El machismo es una poderosa forma de enfatizar y mantener las diferencias entre los sexos, es la certeza de "la preeminencia de lo varonil y viril". En las actitudes cotidianas se traduce en el valor que se demuestra en las batallas, en la respuesta airada ante cualquier insulto, en la incapacidad de ceder y en una actitud agresiva y dominante hacia las mujeres. "El macho impone su voluntad", dicen los autores de un libro sobre la historia de algunas mujeres latinoamericanas famosas (Henderson & Henderson*).

Pero el machismo no es un evento histórico de tiempos pasados, al menos en América está vivo y presente en todos los espacios de nuestras relaciones en el hogar, en el trabajo, en las amistades y en el poder público. Y se mantendrá presente mientras nosotras las mujeres sigamos educando a nuestros hijos como personas que merecen ser atendidas, de diversas formas, por nosotras las mujeres. El mensaje es muy claro: lo masculino es más: más importante, más válido, más fuerte, más todo. La prelación y la predominancia de la visión y los valores de lo masculino llevan a asumir que solo hay una forma de hacer las cosas bien: la masculina, lo cual afecta tanto a los hombres como a las mujeres. Ellos gozarán o sufrirán de esta exigencia de ser siempre los machos, de imponer su voluntad a toda costa. Y ellas, por la misma predominancia, o se pliegan a sus exigencias o se comportan como hombres, en la esperanza de recibir los privilegios asignados a ellos.

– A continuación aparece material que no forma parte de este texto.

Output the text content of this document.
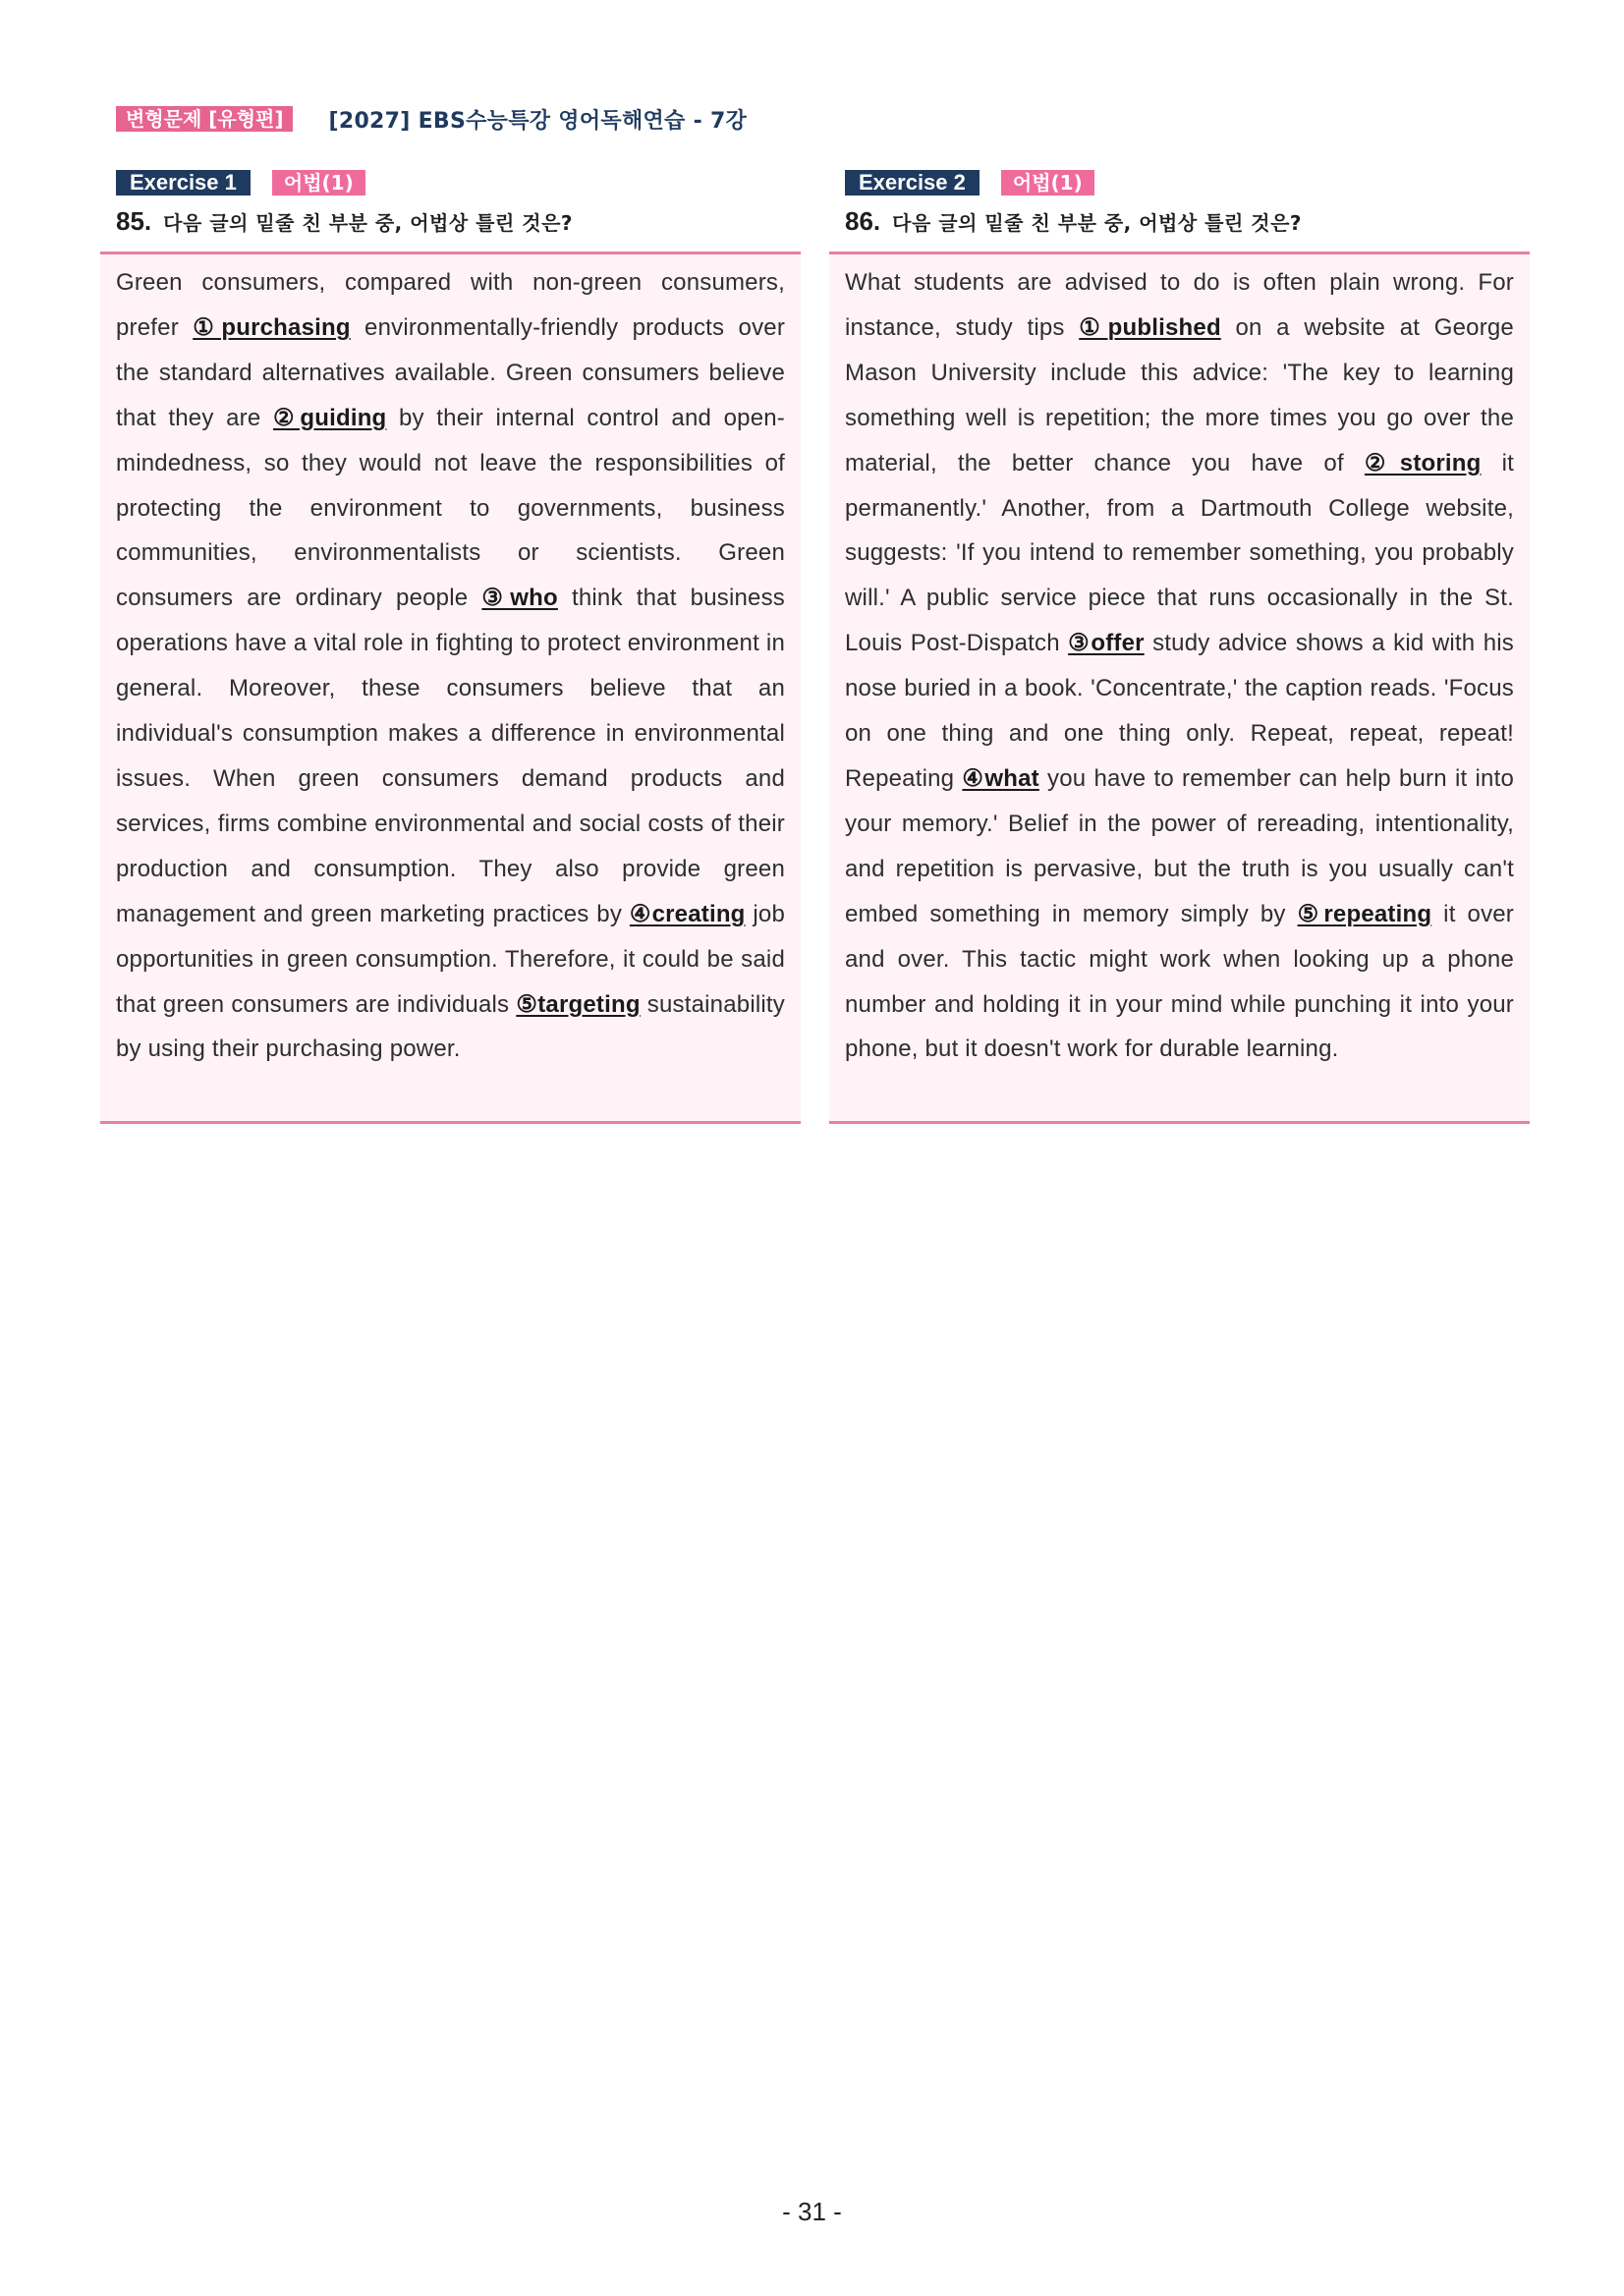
변형문제 [유형편]	[2027] EBS수능특강 영어독해연습 - 7강
Exercise 1	어법(1)
85. 다음 글의 밑줄 친 부분 중, 어법상 틀린 것은?

Green consumers, compared with non-green consumers, prefer ①purchasing environmentally-friendly products over the standard alternatives available. Green consumers believe that they are ②guiding by their internal control and open-mindedness, so they would not leave the responsibilities of protecting the environment to governments, business communities, environmentalists or scientists. Green consumers are ordinary people ③who think that business operations have a vital role in fighting to protect environment in general. Moreover, these consumers believe that an individual's consumption makes a difference in environmental issues. When green consumers demand products and services, firms combine environmental and social costs of their production and consumption. They also provide green management and green marketing practices by ④creating job opportunities in green consumption. Therefore, it could be said that green consumers are individuals ⑤targeting sustainability by using their purchasing power.

Exercise 2	어법(1)
86. 다음 글의 밑줄 친 부분 중, 어법상 틀린 것은?

What students are advised to do is often plain wrong. For instance, study tips ①published on a website at George Mason University include this advice: 'The key to learning something well is repetition; the more times you go over the material, the better chance you have of ②storing it permanently.' Another, from a Dartmouth College website, suggests: 'If you intend to remember something, you probably will.' A public service piece that runs occasionally in the St. Louis Post-Dispatch ③offer study advice shows a kid with his nose buried in a book. 'Concentrate,' the caption reads. 'Focus on one thing and one thing only. Repeat, repeat, repeat! Repeating ④what you have to remember can help burn it into your memory.' Belief in the power of rereading, intentionality, and repetition is pervasive, but the truth is you usually can't embed something in memory simply by ⑤repeating it over and over. This tactic might work when looking up a phone number and holding it in your mind while punching it into your phone, but it doesn't work for durable learning.

- 31 -
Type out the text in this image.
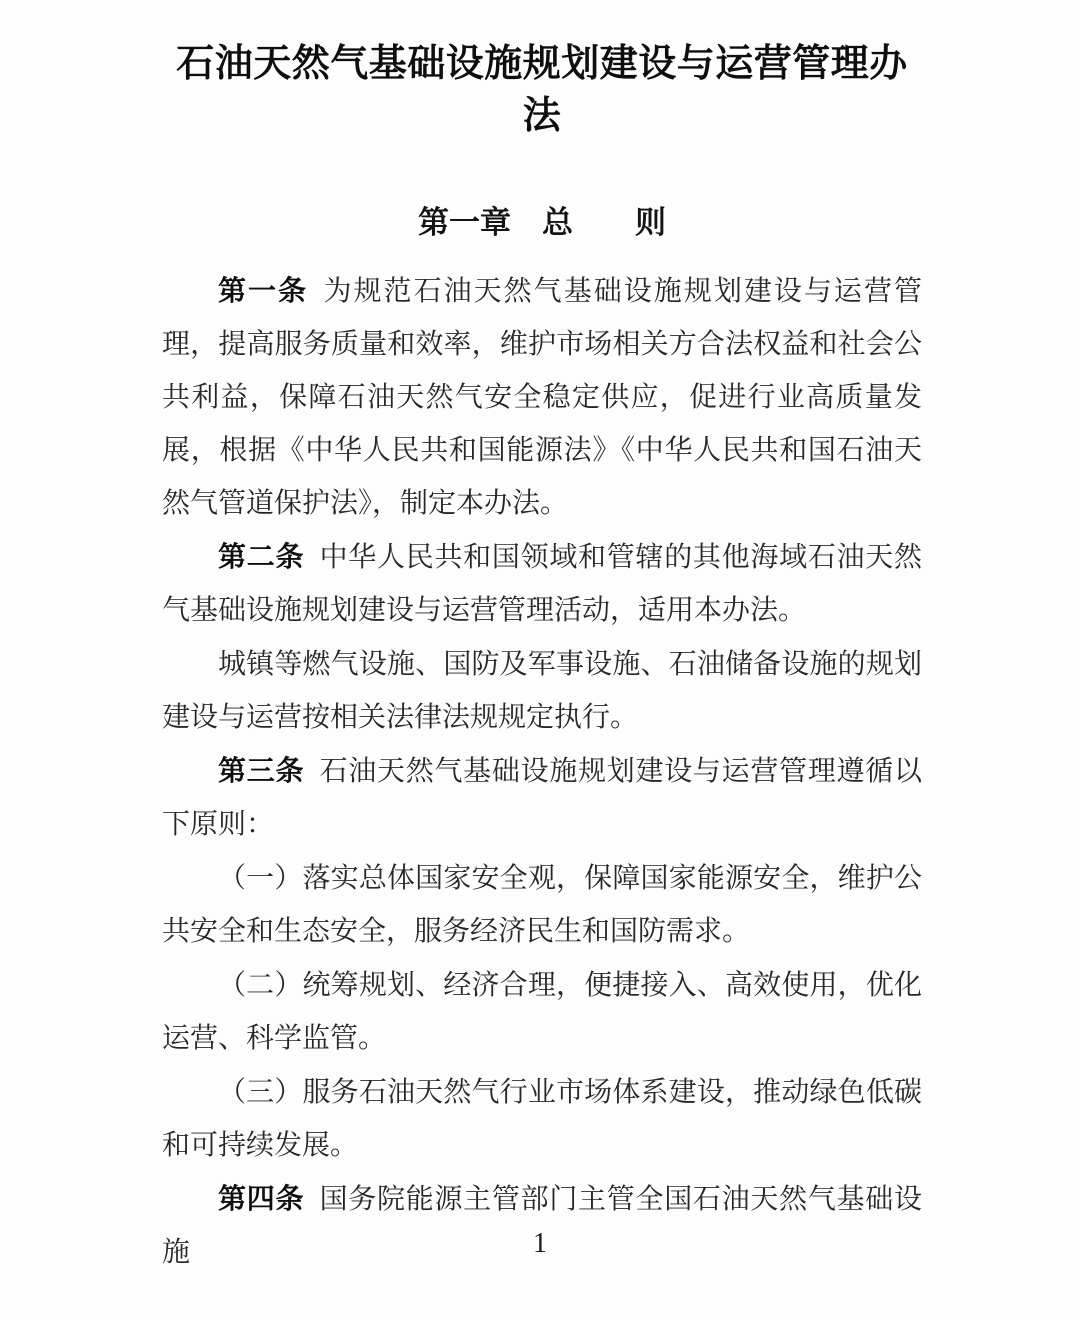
石油天然气基础设施规划建设与运营管理办法
第一章　总　　则

第一条 为规范石油天然气基础设施规划建设与运营管理，提高服务质量和效率，维护市场相关方合法权益和社会公共利益，保障石油天然气安全稳定供应，促进行业高质量发展，根据《中华人民共和国能源法》《中华人民共和国石油天然气管道保护法》，制定本办法。

第二条 中华人民共和国领域和管辖的其他海域石油天然气基础设施规划建设与运营管理活动，适用本办法。

城镇等燃气设施、国防及军事设施、石油储备设施的规划建设与运营按相关法律法规规定执行。

第三条 石油天然气基础设施规划建设与运营管理遵循以下原则：

（一）落实总体国家安全观，保障国家能源安全，维护公共安全和生态安全，服务经济民生和国防需求。

（二）统筹规划、经济合理，便捷接入、高效使用，优化运营、科学监管。

（三）服务石油天然气行业市场体系建设，推动绿色低碳和可持续发展。

第四条 国务院能源主管部门主管全国石油天然气基础设施	1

En las organizaciones contemporáneas esto se manifiesta de múltiples maneras que afectan a ambos sexos. De acuerdo con investigaciones recientes, nuestras mujeres ejercen el liderazgo de forma particular, lo que podría llamarse un liderazgo femenino. Este se manifiesta, por ejemplo, en su inclinación a trabajar en equipo, a convocar a su grupo y lograr consensos, en lugar de dar órdenes. Este estilo puede respetarse y aceptarse como diferente al patrón masculino de dirigir e imponer, al ser visto como propio de la mujer. Lo que no se acepta, o se mira con sospecha, es que un hombre trabaje de esta forma y cuando alguno busca el consenso y ejerce su liderazgo convocando voluntades, se tiende a considerarlo inepto, débil e incapaz.

Todos los esquemas mentales, en este caso el machismo, limitan nuestra capacidad de aprender y de cambiar, porque frente a una determinada situación, reaccionamos con el esquema y dejamos de ver lo específico de la nueva situación. Cambiar es muy difícil; cambiar a otro lo es más. Por eso, es tan importante que nos demos cuenta del efecto de esos esquemas, en este caso del machismo, para no reproducirlo ni como mujeres ni como hombres porque alimenta una forma de relacionarse que perpetúa la discriminación y la violencia.



* Diez mujeres notables en la historia de América Latina, 1978.